En un claro de bosque infestado de podredumbre y silencio, donde los árboles se retorcían como cadáveres colgados y la tierra olía a carne húmeda, una liebre, de pelaje manchado por el barro y la soberbia, retó a una tortuga a una carrera. No por gloria, sino por el placer sádico de humillar.
—Mírate —se burló la liebre, escupiendo saliva espesa—. Eres una costra con patas. Cuando yo haya terminado la carrera, tú apenas habrás comenzado a mover ese ataúd que arrastras.
Y partió.
No corría, volaba sobre la tierra. Cada zancada era un latido eufórico. Pasó junto a nidos abandonados, osamentas abiertas como flores secas, y ríos estancados donde ranas muertas flotaban como ojos ciegos.
Pero entonces, la trampa.
Un agujero en la tierra. No cavado por humanos, sino por algo más antiguo, más hambriento. Oculto bajo ramas podridas y vísceras de algún animal olvidado. La liebre cayó. No gritó de inmediato. El dolor fue tan brutal, tan absoluto, que su cuerpo simplemente colapsó, como un títere al que le cortaron los hilos.

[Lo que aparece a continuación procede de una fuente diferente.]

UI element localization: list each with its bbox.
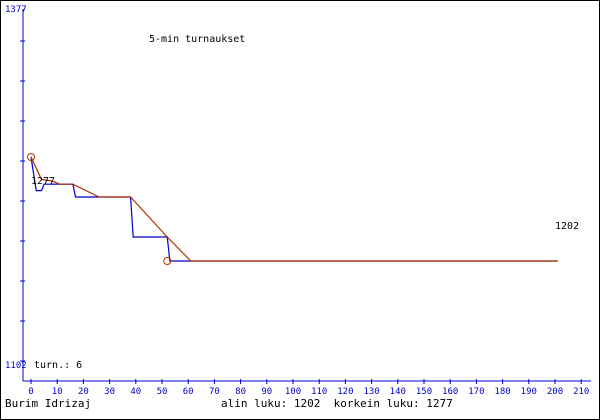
x-tick-label: 70 [209, 387, 220, 397]
x-tick-label: 130 [363, 387, 379, 397]
stats-summary: alin luku: 1202 korkein luku: 1277 [221, 397, 453, 410]
x-tick-label: 150 [416, 387, 432, 397]
rating-series-line [30, 156, 558, 262]
x-tick-label: 90 [261, 387, 272, 397]
chart-title: 5-min turnaukset [149, 34, 245, 45]
x-tick-label: 180 [494, 387, 510, 397]
value-annotation: 1277 [31, 176, 55, 187]
x-tick-label: 160 [442, 387, 458, 397]
x-tick-label: 140 [390, 387, 406, 397]
trend-series-line [30, 156, 558, 262]
data-point-marker [163, 257, 172, 265]
x-tick-label: 30 [104, 387, 115, 397]
x-tick-label: 20 [78, 387, 89, 397]
x-tick-label: 170 [468, 387, 484, 397]
y-min-label: 1102 [5, 361, 27, 371]
x-tick-label: 190 [521, 387, 537, 397]
data-point-marker [27, 153, 35, 161]
x-tick-label: 50 [157, 387, 168, 397]
x-tick-label: 0 [28, 387, 33, 397]
player-name: Burim Idrizaj [5, 397, 92, 410]
turns-count-label: turn.: 6 [34, 360, 82, 371]
x-tick-label: 120 [337, 387, 353, 397]
y-max-label: 1377 [5, 5, 27, 15]
x-tick-label: 210 [573, 387, 589, 397]
x-tick-label: 60 [183, 387, 194, 397]
x-tick-label: 110 [311, 387, 327, 397]
x-tick-label: 80 [235, 387, 246, 397]
x-tick-label: 100 [285, 387, 301, 397]
x-tick-label: 40 [130, 387, 141, 397]
x-tick-label: 200 [547, 387, 563, 397]
value-annotation: 1202 [555, 221, 579, 232]
x-tick-label: 10 [52, 387, 63, 397]
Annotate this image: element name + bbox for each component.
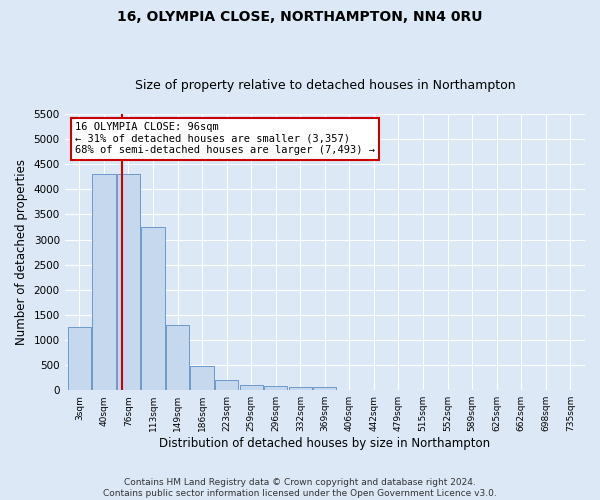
X-axis label: Distribution of detached houses by size in Northampton: Distribution of detached houses by size … xyxy=(159,437,490,450)
Bar xyxy=(313,387,337,390)
Bar xyxy=(190,366,214,390)
Text: 16 OLYMPIA CLOSE: 96sqm
← 31% of detached houses are smaller (3,357)
68% of semi: 16 OLYMPIA CLOSE: 96sqm ← 31% of detache… xyxy=(75,122,375,156)
Bar xyxy=(68,328,91,390)
Bar xyxy=(239,385,263,390)
Bar xyxy=(142,227,164,390)
Bar xyxy=(264,386,287,390)
Bar xyxy=(166,325,189,390)
Bar xyxy=(117,174,140,390)
Bar xyxy=(92,174,116,390)
Text: Contains HM Land Registry data © Crown copyright and database right 2024.
Contai: Contains HM Land Registry data © Crown c… xyxy=(103,478,497,498)
Text: 16, OLYMPIA CLOSE, NORTHAMPTON, NN4 0RU: 16, OLYMPIA CLOSE, NORTHAMPTON, NN4 0RU xyxy=(117,10,483,24)
Bar xyxy=(215,380,238,390)
Title: Size of property relative to detached houses in Northampton: Size of property relative to detached ho… xyxy=(134,79,515,92)
Bar xyxy=(289,386,312,390)
Y-axis label: Number of detached properties: Number of detached properties xyxy=(15,159,28,345)
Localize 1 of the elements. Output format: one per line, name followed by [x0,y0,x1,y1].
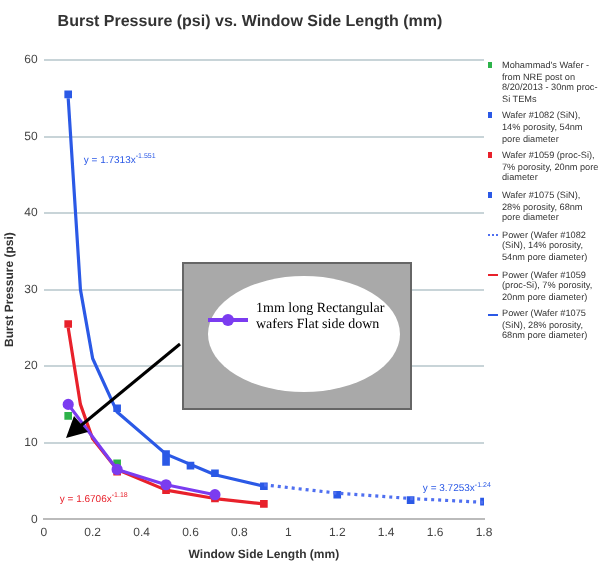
chart-title: Burst Pressure (psi) vs. Window Side Length (mm) [55,12,445,30]
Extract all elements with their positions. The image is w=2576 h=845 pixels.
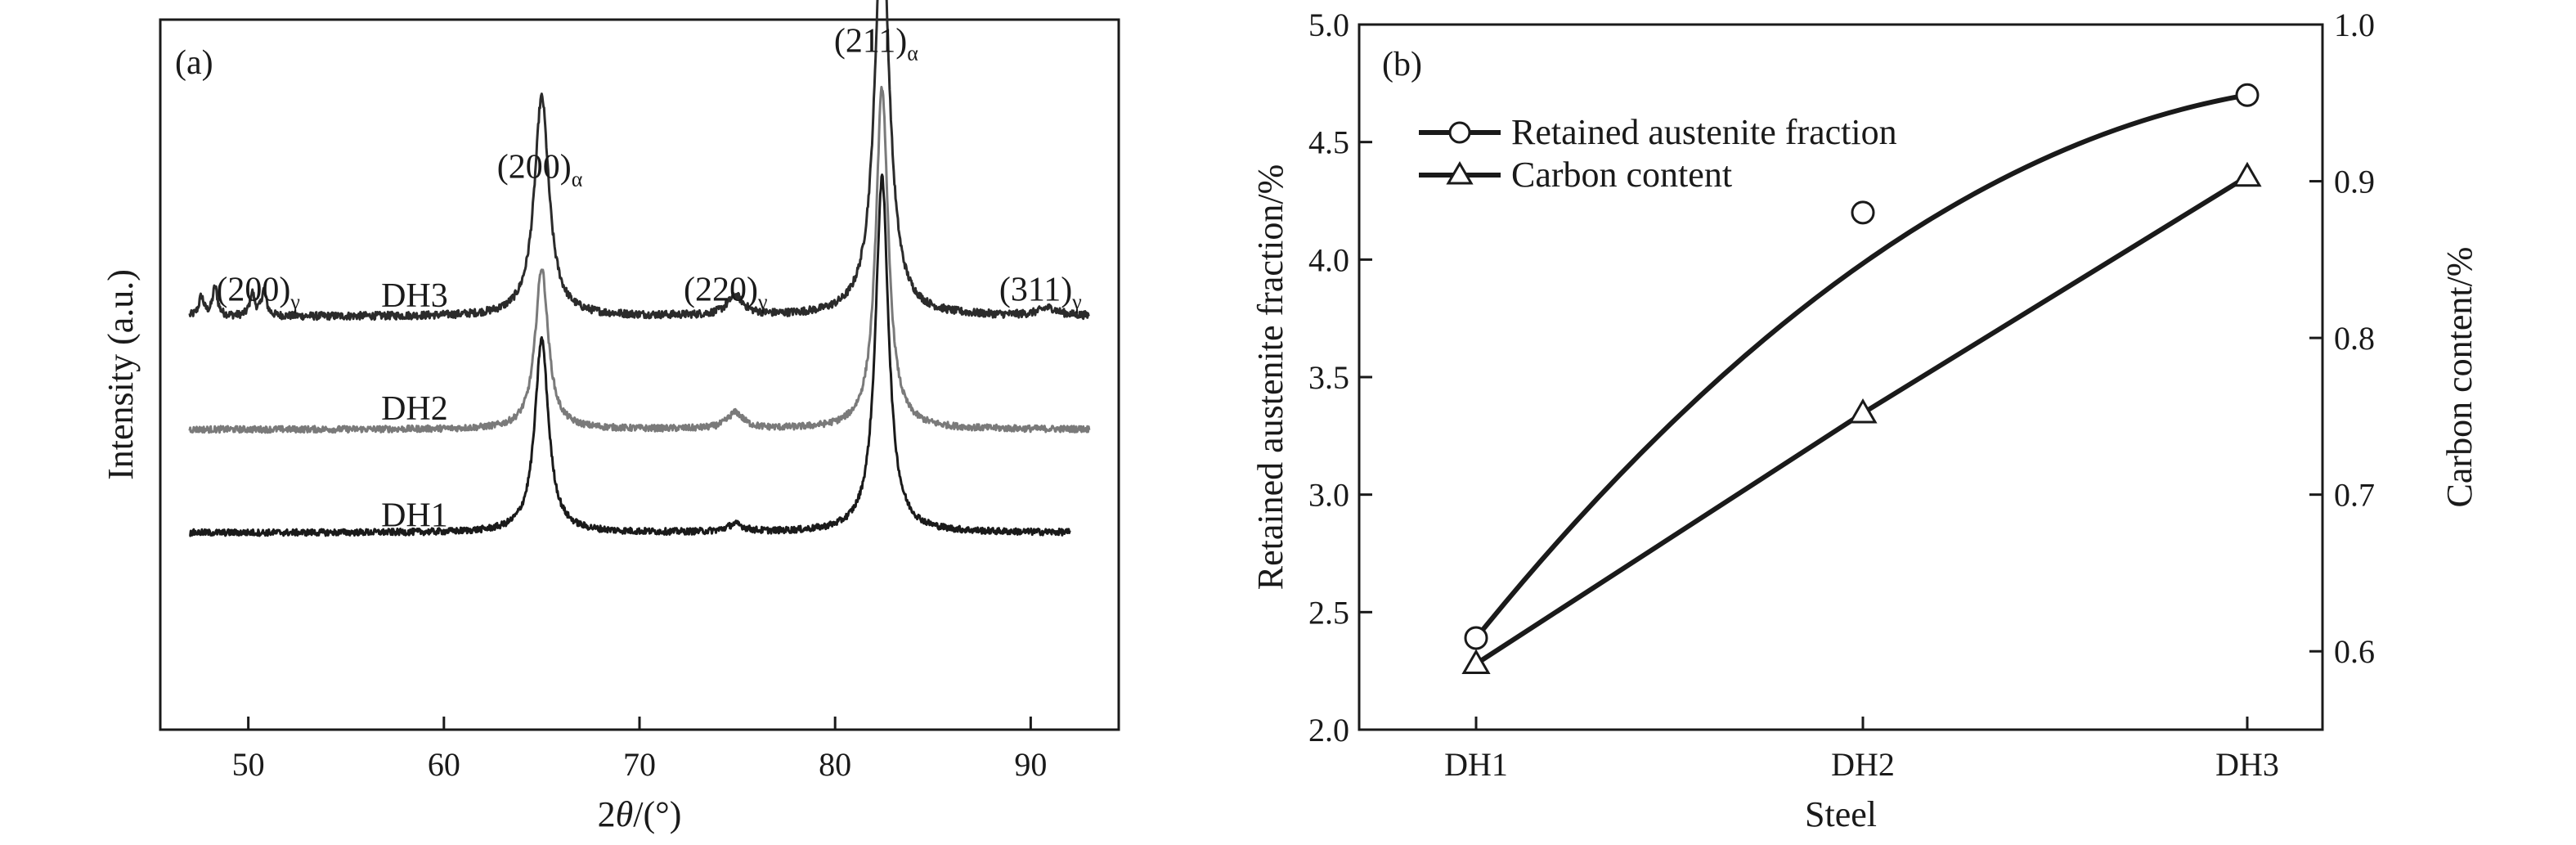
peak-index: (220) [684, 271, 758, 308]
xrd-trace-dh1 [189, 173, 1071, 537]
peak-label: (211)α [834, 22, 918, 65]
b-right-tick-label: 0.7 [2334, 477, 2375, 514]
panel-b-right-y-axis-label: Carbon content/% [2439, 247, 2480, 508]
peak-label: (220)γ [684, 271, 767, 313]
sample-label-dh3: DH3 [381, 277, 448, 315]
retained-austenite-point-dh3 [2235, 83, 2260, 107]
panel-b-x-axis-label: Steel [1805, 794, 1877, 834]
panel-a-peak-labels: (200)γ(200)α(220)γ(211)α(311)γ [216, 22, 1081, 313]
retained-austenite-point-dh2 [1851, 200, 1875, 225]
peak-phase-subscript: α [572, 167, 583, 191]
peak-phase-subscript: γ [289, 290, 300, 313]
x-label-suffix: /(°) [633, 794, 681, 834]
legend-triangle-marker [1446, 161, 1474, 185]
panel-b-ticks: 2.0 2.5 3.0 3.5 4.0 4.5 5.0 0.6 0.7 0.8 0.9 1.0 DH1 D… [1308, 7, 2375, 783]
panel-a-y-axis-label: Intensity (a.u.) [101, 269, 141, 480]
panel-b-line-chart: (b) 2.0 2.5 3.0 3.5 4.0 4.5 5.0 0.6 0.7 0.8 0.9 1.0… [1250, 7, 2480, 834]
panel-b-label: (b) [1382, 46, 1422, 83]
carbon-content-point-dh1 [1461, 649, 1491, 675]
sample-label-dh2: DH2 [381, 390, 448, 428]
peak-index: (211) [834, 22, 907, 60]
a-x-tick-label: 90 [1014, 746, 1047, 783]
a-x-tick-label: 70 [623, 746, 656, 783]
peak-phase-subscript: γ [1071, 290, 1082, 313]
peak-phase-subscript: γ [757, 290, 768, 313]
b-right-tick-label: 0.6 [2334, 633, 2375, 670]
a-x-tick-label: 50 [232, 746, 265, 783]
retained-austenite-fit-line [1474, 92, 2248, 640]
xrd-trace-dh3 [188, 0, 1090, 321]
legend-label-retained-austenite: Retained austenite fraction [1511, 112, 1897, 152]
panel-a-series-group [188, 0, 1091, 537]
panel-a-x-ticks: 50 60 70 80 90 [232, 717, 1047, 783]
b-left-tick-label: 2.5 [1308, 594, 1349, 631]
legend-circle-marker [1448, 121, 1471, 144]
b-left-tick-label: 5.0 [1308, 7, 1349, 43]
peak-index: (200) [497, 148, 572, 186]
panel-b-left-y-axis-label: Retained austenite fraction/% [1250, 164, 1290, 590]
b-right-tick-label: 0.8 [2334, 320, 2375, 357]
retained-austenite-point-dh1 [1464, 626, 1488, 650]
b-right-tick-label: 0.9 [2334, 164, 2375, 200]
b-x-tick-label-dh3: DH3 [2215, 746, 2279, 783]
panel-a-sample-labels: DH3 DH2 DH1 [381, 277, 448, 534]
panel-a-xrd-chart: (a) 50 60 70 80 90 (200)γ(200)α(220)γ(211)α(… [101, 0, 1120, 834]
b-x-tick-label-dh2: DH2 [1831, 746, 1895, 783]
panel-b-series-group [1461, 83, 2262, 675]
x-label-theta: θ [616, 794, 634, 834]
peak-label: (200)α [497, 148, 583, 191]
peak-label: (200)γ [216, 271, 299, 313]
legend-label-carbon-content: Carbon content [1511, 155, 1732, 195]
sample-label-dh1: DH1 [381, 497, 448, 534]
b-left-tick-label: 4.0 [1308, 241, 1349, 278]
peak-label: (311)γ [999, 271, 1082, 313]
peak-phase-subscript: α [907, 41, 918, 65]
panel-a-x-axis-label: 2θ/(°) [598, 794, 682, 834]
b-x-tick-label-dh1: DH1 [1444, 746, 1508, 783]
panel-a-label: (a) [175, 44, 213, 82]
b-left-tick-label: 3.0 [1308, 477, 1349, 514]
carbon-content-point-dh3 [2233, 161, 2262, 187]
b-left-tick-label: 2.0 [1308, 712, 1349, 748]
panel-a-plot-frame [159, 18, 1120, 731]
a-x-tick-label: 60 [428, 746, 460, 783]
carbon-content-point-dh2 [1848, 398, 1878, 424]
peak-index: (311) [999, 271, 1072, 308]
b-left-tick-label: 4.5 [1308, 124, 1349, 161]
a-x-tick-label: 80 [819, 746, 851, 783]
peak-index: (200) [216, 271, 290, 308]
x-label-prefix: 2 [598, 794, 616, 834]
b-right-tick-label: 1.0 [2334, 7, 2375, 43]
b-left-tick-label: 3.5 [1308, 359, 1349, 396]
xrd-trace-dh2 [188, 85, 1091, 434]
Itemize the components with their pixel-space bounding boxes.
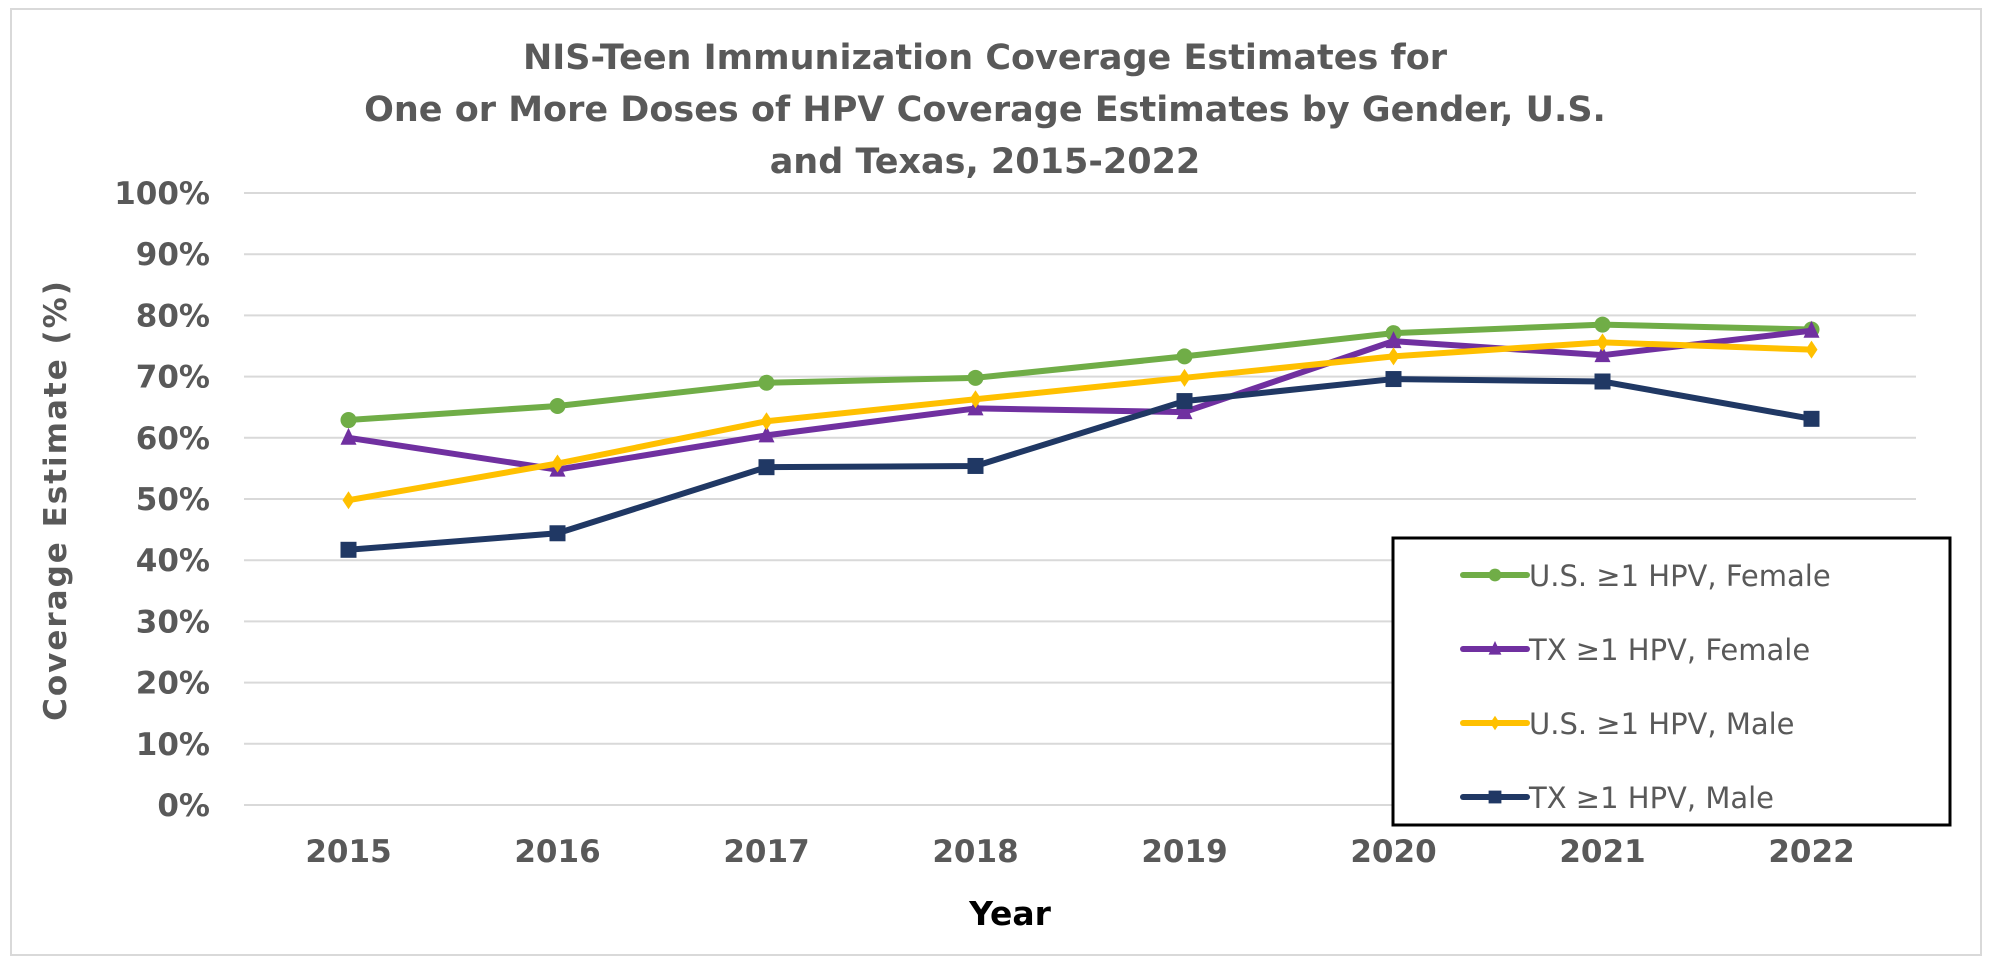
marker-diamond [1387,347,1400,366]
marker-square [967,457,984,474]
x-tick-label: 2019 [1141,834,1227,870]
marker-circle [1488,568,1502,582]
y-tick-label: 80% [136,298,210,334]
marker-square [1594,373,1611,390]
marker-triangle [1594,345,1611,363]
legend-label: TX ≥1 HPV, Male [1528,781,1774,815]
chart-title-line-1: NIS-Teen Immunization Coverage Estimates… [523,38,1448,78]
y-tick-label: 40% [136,543,210,579]
marker-circle [1594,316,1611,333]
series-line [348,376,1813,553]
x-tick-label: 2020 [1350,834,1436,870]
series-3 [340,371,1820,558]
x-axis-title: Year [968,894,1052,933]
marker-square [1385,371,1402,388]
marker-diamond [1596,333,1609,352]
legend-label: U.S. ≥1 HPV, Female [1529,559,1831,593]
series-line [348,327,1812,473]
series-line [348,321,1812,424]
y-tick-label: 10% [136,727,210,763]
x-tick-label: 2015 [305,834,391,870]
legend-label: TX ≥1 HPV, Female [1528,633,1810,667]
y-tick-label: 30% [136,604,210,640]
marker-circle [549,397,566,414]
marker-diamond [760,412,773,431]
series-line [347,339,1812,504]
y-tick-label: 60% [136,421,210,457]
y-tick-label: 70% [136,360,210,396]
x-tick-label: 2022 [1768,834,1854,870]
marker-circle [1176,348,1193,365]
marker-square [1176,393,1193,410]
marker-circle [758,374,775,391]
chart-frame [10,8,1982,956]
marker-triangle [340,427,357,445]
marker-diamond [551,454,564,473]
chart-title-line-2: One or More Doses of HPV Coverage Estima… [364,90,1606,130]
marker-circle [967,369,984,386]
marker-diamond [1178,368,1191,387]
legend-box [1391,536,1952,827]
marker-diamond [342,491,355,510]
marker-square [1803,410,1820,427]
x-tick-label: 2017 [723,834,809,870]
marker-diamond [969,390,982,409]
marker-square [549,525,566,542]
legend: U.S. ≥1 HPV, Female TX ≥1 HPV, Female U.S.… [1391,536,1952,827]
marker-square [1488,790,1502,804]
marker-triangle [1803,320,1820,338]
y-tick-label: 20% [136,666,210,702]
marker-triangle [1176,402,1193,420]
marker-triangle [1385,331,1402,349]
chart-title-line-3: and Texas, 2015-2022 [770,142,1201,182]
y-tick-label: 100% [114,176,210,212]
marker-circle [340,412,357,429]
legend-label: U.S. ≥1 HPV, Male [1529,707,1795,741]
series-2 [342,333,1818,510]
marker-diamond [1490,715,1500,731]
x-tick-label: 2021 [1559,834,1645,870]
y-tick-label: 0% [157,788,210,824]
marker-square [758,459,775,476]
marker-square [340,541,357,558]
marker-triangle [758,425,775,443]
marker-triangle [1488,641,1502,655]
marker-diamond [1805,340,1818,359]
y-tick-label: 50% [136,482,210,518]
y-tick-label: 90% [136,237,210,273]
y-axis-title: Coverage Estimate (%) [38,279,74,721]
x-tick-label: 2018 [932,834,1018,870]
x-tick-label: 2016 [514,834,600,870]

Su pierna derecha, rota en tres lugares, sobresalía torcida como un garrote de hueso. Un diente se le partió al golpearse el hocico contra una roca. La sangre le llenó la boca con un sabor metálico y espeso.
Gritó. Suplicó. Lloró. El bosque no respondió.
Horas después, arrastrándose entre hojas que crujían como piel seca, llegó la tortuga. Su caparazón estaba cubierto de líquenes y cicatrices. Sus ojos no reflejaban piedad, solo el silencio de algo que ha visto morir demasiadas cosas.
La liebre levantó la cabeza. Su pelaje ya estaba lleno de larvas. De sus heridas salían pequeños gusanos blancos que se retorcían como si celebraran. Su aliento olía a gangrena.
—Por favor… ayúdame… por lo que más quieras…
La tortuga miró. Nada más. Miró.
Y entonces se sentó.
Se quedó allí, inmóvil, mientras la noche caía como una maldición. La liebre gritaba mientras las hormigas le entraban por los oídos y las moscas le parían en los ojos. Se desgarró la piel con las uñas intentando sacarse la vida a tiras, pero no moría. El bosque no era tan piadoso.
La tortuga, finalmente, se levantó. No hacia la meta. No hacia la victoria.
Solo se alejó, sin apuro, con el sonido de huesos partiéndose detrás, con los chillidos deformándose en gorgoteos, y con la conciencia limpia como una piedra fría.
Porque en ese mundo, la lentitud no es bondad.
Es cálculo.
Es saber esperar el momento justo para no hacer nada.
Y dejar que la crueldad se encargue del resto.